Archibald's work in investigating the disease of pancreatitis led to the development of the sphincterotomy, a procedure still in use today. His earlier experience with tuberculosis prompted him to look beyond neurosurgery into other areas of the body, and his work in fighting tuberculosis led to the refining of thoracic surgery. When World War I began, Archibald went with the No. 3 Canadian General Hospital (McGill) to France, where he was able to apply his experience in combating the disease to the patients he encountered on the war front. The surgeon was also greatly interested in the education of new surgeons, and believed that the standard of doctor education had been declining, leaving incapable surgeons to perform procedures. Archibald returned to McGill University, this time as a staff member in the Department of Surgery, and revitalised it following almost thirty years of stagnation. In 1929, he served as a member of the first Royal College of Surgeons of Canada Examining Board in Surgery, and after becoming president of the American Surgical Association in 1935, made a speech entitled Higher Degrees in the Profession of Surgery, triggering the formation of the American Board of Surgery. On June 26, 1936, he gave a talk at the 67th Annual Meeting of the Canadian Medical Association. He was also considered a key influence in the surgical education of Norman Bethune, however he reportedly disapproved of Bethune and his actions. Additionally, he was a mentor to Wilder Penfield, another famous physician who worked at the Royal Victoria Hospital.
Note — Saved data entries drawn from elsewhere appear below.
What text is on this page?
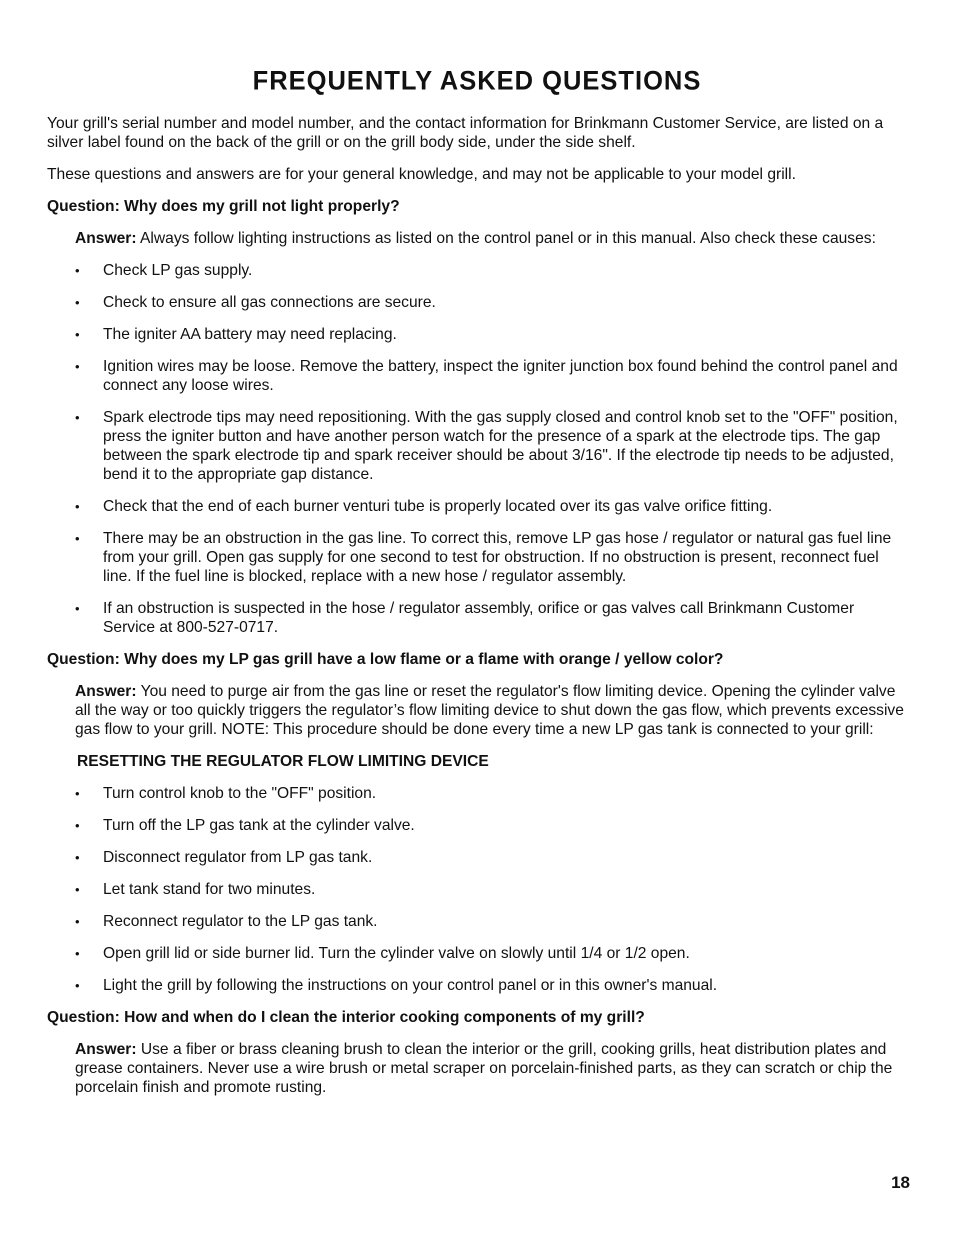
FREQUENTLY ASKED QUESTIONS

Your grill's serial number and model number, and the contact information for Brinkmann Customer Service, are listed on a silver label found on the back of the grill or on the grill body side, under the side shelf.

These questions and answers are for your general knowledge, and may not be applicable to your model grill.

Question: Why does my grill not light properly?

Answer: Always follow lighting instructions as listed on the control panel or in this manual. Also check these causes:

• Check LP gas supply.
• Check to ensure all gas connections are secure.
• The igniter AA battery may need replacing.
• Ignition wires may be loose. Remove the battery, inspect the igniter junction box found behind the control panel and connect any loose wires.
• Spark electrode tips may need repositioning. With the gas supply closed and control knob set to the "OFF" position, press the igniter button and have another person watch for the presence of a spark at the electrode tips. The gap between the spark electrode tip and spark receiver should be about 3/16". If the electrode tip needs to be adjusted, bend it to the appropriate gap distance.
• Check that the end of each burner venturi tube is properly located over its gas valve orifice fitting.
• There may be an obstruction in the gas line. To correct this, remove LP gas hose / regulator or natural gas fuel line from your grill. Open gas supply for one second to test for obstruction. If no obstruction is present, reconnect fuel line. If the fuel line is blocked, replace with a new hose / regulator assembly.
• If an obstruction is suspected in the hose / regulator assembly, orifice or gas valves call Brinkmann Customer Service at 800-527-0717.
Question: Why does my LP gas grill have a low flame or a flame with orange / yellow color?

Answer: You need to purge air from the gas line or reset the regulator's flow limiting device. Opening the cylinder valve all the way or too quickly triggers the regulator’s flow limiting device to shut down the gas flow, which prevents excessive gas flow to your grill. NOTE: This procedure should be done every time a new LP gas tank is connected to your grill:

RESETTING THE REGULATOR FLOW LIMITING DEVICE
• Turn control knob to the "OFF" position.
• Turn off the LP gas tank at the cylinder valve.
• Disconnect regulator from LP gas tank.
• Let tank stand for two minutes.
• Reconnect regulator to the LP gas tank.
• Open grill lid or side burner lid. Turn the cylinder valve on slowly until 1/4 or 1/2 open.
• Light the grill by following the instructions on your control panel or in this owner's manual.
Question: How and when do I clean the interior cooking components of my grill?

Answer: Use a fiber or brass cleaning brush to clean the interior or the grill, cooking grills, heat distribution plates and grease containers. Never use a wire brush or metal scraper on porcelain-finished parts, as they can scratch or chip the porcelain finish and promote rusting.

18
Archibald died on December 17, 1945, in Montreal. By the end of his life, the surgeon had been bestowed the Trudeau Medal of the National Tuberculosis Association and the Boston Surgical Society's Bigelow Medal. He was an Honorary Fellow of the Royal Australasian College of Surgeons, an Honorary Fellow of the Royal College of Surgeons of England and the recipient of an honorary Doctor of Medicine by the University of Paris. Archibald had published several scholarly papers on his experiences and research, including Observations upon shock, with particular reference to the condition as seen in war surgery (1917), A note upon the employment of blood transfusion in war surgery (1916), Further data concerning the experimental production of pancreatitis (1921) and A brief survey of some experiences in the surgery of the present war (1916). However, despite the mental demands of his profession, Archibald was described in his obituary as being "a... distressingly absent-minded character". His archives are held at McGill University, in the Osler Library of the History of Medicine and the McGill University Archives.